Phase III SELECT-EARLY trial of ABT 494 meets endpoint in rheumatoid arthritis.- AbbVie.

AbbVie announced positive top-line results from the phase III SELECT-EARLY trial showing that both doses of ABT 494 (upadacitinib monotherapy) (15 mg and 30 mg) met the primary endpoints of ACR50a at week 12 and clinical remission at week 24 versus methotrexate (MTX) in adult patients with moderate to severe rheumatoid arthritis. Additionally, all ranked secondary endpoints were met.

The ongoing study evaluates upadacitinib, an investigational oral JAK1-selective inhibitor, as a monotherapy treatment compared to methotrexate monotherapy in adults with rheumatoid arthritis who were methotrexate-naïve. A significantly higher proportion of upadacitinib patients in both doses achieved superior responses compared to patients on methotrexate at week 12 and 24. Results at week 12 showed that of patients receiving an oral once-daily dose of upadacitinib 15/30 mg, 52/56 percent achieved ACR50, respectively, compared with 28 percent of patients receiving methotrexate.

At week 24, clinical remission (based on Disease Activity 28 [DAS28] C-Reactive Protein [CRP]) was achieved by 48/50 percent of patients receiving upadacitinib 15/30 mg, respectively, compared to 18 percent of patients receiving methotrexate. At week 12, 76/77 percent of patients receiving 15/30 mg of upadacitinib, achieved ACR20, respectively, compared to 54 percent in the methotrexate group. Additionally, ACR70 was achieved by 32/37 percent of patients receiving 15/30 mg of upadacitinib, respectively, compared to 14 percent receiving methotrexate at week 12. Clinical remission was achieved by 36 percent and 41 percent of patients in the 15 mg and 30 mg groups, respectively, compared to 14 percent of patients receiving methotrexate at week 12. At week 24, 79/60/44 percent of patients receiving the 15 mg dose of upadacitinib and 78/66/50 percent of patients receiving the 30 mg dose of upadacitinib achieved ACR20/50/70 response, compared to 59/33/18 percent of patients receiving methotrexate.

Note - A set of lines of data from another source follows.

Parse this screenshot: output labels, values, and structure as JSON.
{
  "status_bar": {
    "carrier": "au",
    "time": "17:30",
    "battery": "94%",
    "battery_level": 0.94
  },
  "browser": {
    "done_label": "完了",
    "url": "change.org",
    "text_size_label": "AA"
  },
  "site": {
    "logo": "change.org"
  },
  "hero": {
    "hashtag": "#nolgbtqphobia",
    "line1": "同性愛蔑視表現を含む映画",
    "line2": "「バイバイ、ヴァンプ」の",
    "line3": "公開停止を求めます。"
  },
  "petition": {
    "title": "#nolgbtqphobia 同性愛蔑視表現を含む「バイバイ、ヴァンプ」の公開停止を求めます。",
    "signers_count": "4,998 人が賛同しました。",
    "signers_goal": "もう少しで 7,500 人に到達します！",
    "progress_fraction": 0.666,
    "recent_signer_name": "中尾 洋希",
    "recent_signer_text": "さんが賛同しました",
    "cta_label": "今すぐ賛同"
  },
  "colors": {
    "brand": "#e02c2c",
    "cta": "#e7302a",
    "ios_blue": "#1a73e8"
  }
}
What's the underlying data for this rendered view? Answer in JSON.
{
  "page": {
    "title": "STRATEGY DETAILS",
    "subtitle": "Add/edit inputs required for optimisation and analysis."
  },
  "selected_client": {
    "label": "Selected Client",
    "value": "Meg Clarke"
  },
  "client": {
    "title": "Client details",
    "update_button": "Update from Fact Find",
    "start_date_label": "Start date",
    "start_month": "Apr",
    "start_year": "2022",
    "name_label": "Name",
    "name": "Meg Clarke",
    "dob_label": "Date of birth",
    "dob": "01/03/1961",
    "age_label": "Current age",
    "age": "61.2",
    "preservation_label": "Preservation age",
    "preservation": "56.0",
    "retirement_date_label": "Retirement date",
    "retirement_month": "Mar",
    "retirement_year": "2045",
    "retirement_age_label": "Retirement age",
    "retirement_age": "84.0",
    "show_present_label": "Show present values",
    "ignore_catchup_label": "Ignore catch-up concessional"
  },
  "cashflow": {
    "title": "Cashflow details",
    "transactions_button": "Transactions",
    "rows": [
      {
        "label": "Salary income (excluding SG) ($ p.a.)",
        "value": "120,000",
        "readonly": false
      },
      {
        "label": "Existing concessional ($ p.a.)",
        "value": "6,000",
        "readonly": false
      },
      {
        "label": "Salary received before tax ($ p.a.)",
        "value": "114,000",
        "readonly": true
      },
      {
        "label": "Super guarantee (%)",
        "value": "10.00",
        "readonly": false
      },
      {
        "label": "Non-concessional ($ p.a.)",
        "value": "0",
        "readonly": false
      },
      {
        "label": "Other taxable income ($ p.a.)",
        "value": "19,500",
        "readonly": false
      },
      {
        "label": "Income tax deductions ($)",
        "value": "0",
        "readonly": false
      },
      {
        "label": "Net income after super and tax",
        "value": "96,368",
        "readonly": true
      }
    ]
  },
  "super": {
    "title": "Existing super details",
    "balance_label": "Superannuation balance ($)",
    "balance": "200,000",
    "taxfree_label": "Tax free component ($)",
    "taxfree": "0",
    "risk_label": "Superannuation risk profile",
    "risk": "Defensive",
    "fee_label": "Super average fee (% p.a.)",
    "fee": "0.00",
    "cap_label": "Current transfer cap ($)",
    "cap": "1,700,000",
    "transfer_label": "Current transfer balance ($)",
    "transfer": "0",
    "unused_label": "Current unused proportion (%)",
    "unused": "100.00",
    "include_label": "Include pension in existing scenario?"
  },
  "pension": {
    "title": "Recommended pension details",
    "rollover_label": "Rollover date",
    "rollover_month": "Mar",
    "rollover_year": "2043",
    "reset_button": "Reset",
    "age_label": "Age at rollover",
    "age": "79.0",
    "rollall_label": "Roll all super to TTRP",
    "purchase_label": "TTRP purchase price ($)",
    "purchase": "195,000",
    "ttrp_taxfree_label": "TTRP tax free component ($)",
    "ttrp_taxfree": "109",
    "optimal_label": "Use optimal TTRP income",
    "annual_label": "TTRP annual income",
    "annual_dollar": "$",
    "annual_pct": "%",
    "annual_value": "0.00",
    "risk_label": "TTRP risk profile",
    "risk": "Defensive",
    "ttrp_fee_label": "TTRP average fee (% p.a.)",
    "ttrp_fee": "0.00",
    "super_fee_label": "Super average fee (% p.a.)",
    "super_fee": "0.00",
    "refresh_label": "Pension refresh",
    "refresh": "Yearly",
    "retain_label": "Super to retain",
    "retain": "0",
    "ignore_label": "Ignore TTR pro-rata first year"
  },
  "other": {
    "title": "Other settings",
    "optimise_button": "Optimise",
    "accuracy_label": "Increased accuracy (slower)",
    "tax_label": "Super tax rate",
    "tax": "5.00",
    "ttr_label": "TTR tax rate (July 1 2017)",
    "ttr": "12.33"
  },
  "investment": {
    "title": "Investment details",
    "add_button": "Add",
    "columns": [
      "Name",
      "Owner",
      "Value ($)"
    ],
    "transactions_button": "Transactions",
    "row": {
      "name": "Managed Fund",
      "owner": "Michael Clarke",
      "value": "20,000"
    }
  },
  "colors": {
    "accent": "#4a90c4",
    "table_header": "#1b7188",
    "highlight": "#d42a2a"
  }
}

Following 24 weeks of treatment, both doses of upadacitinib monotherapy significantly inhibited radiographic progression as measured by the change in modified total Sharp score (mTSS) from baseline, compared to methotrexate. The inhibition of joint damage is important for rheumatoid arthritis patients as this can lead to permanent loss of function and subsequent disability. In this study, the safety profile of upadacitinib was consistent with previously reported results from the other SELECT trials in rheumatoid arthritis. Further results from SELECT-EARLY will be presented at a future medical meeting and published in a peer-reviewed publication. AbbVie plans global regulatory submissions for upadacitinib in rheumatoid arthritis in the second half of 2018.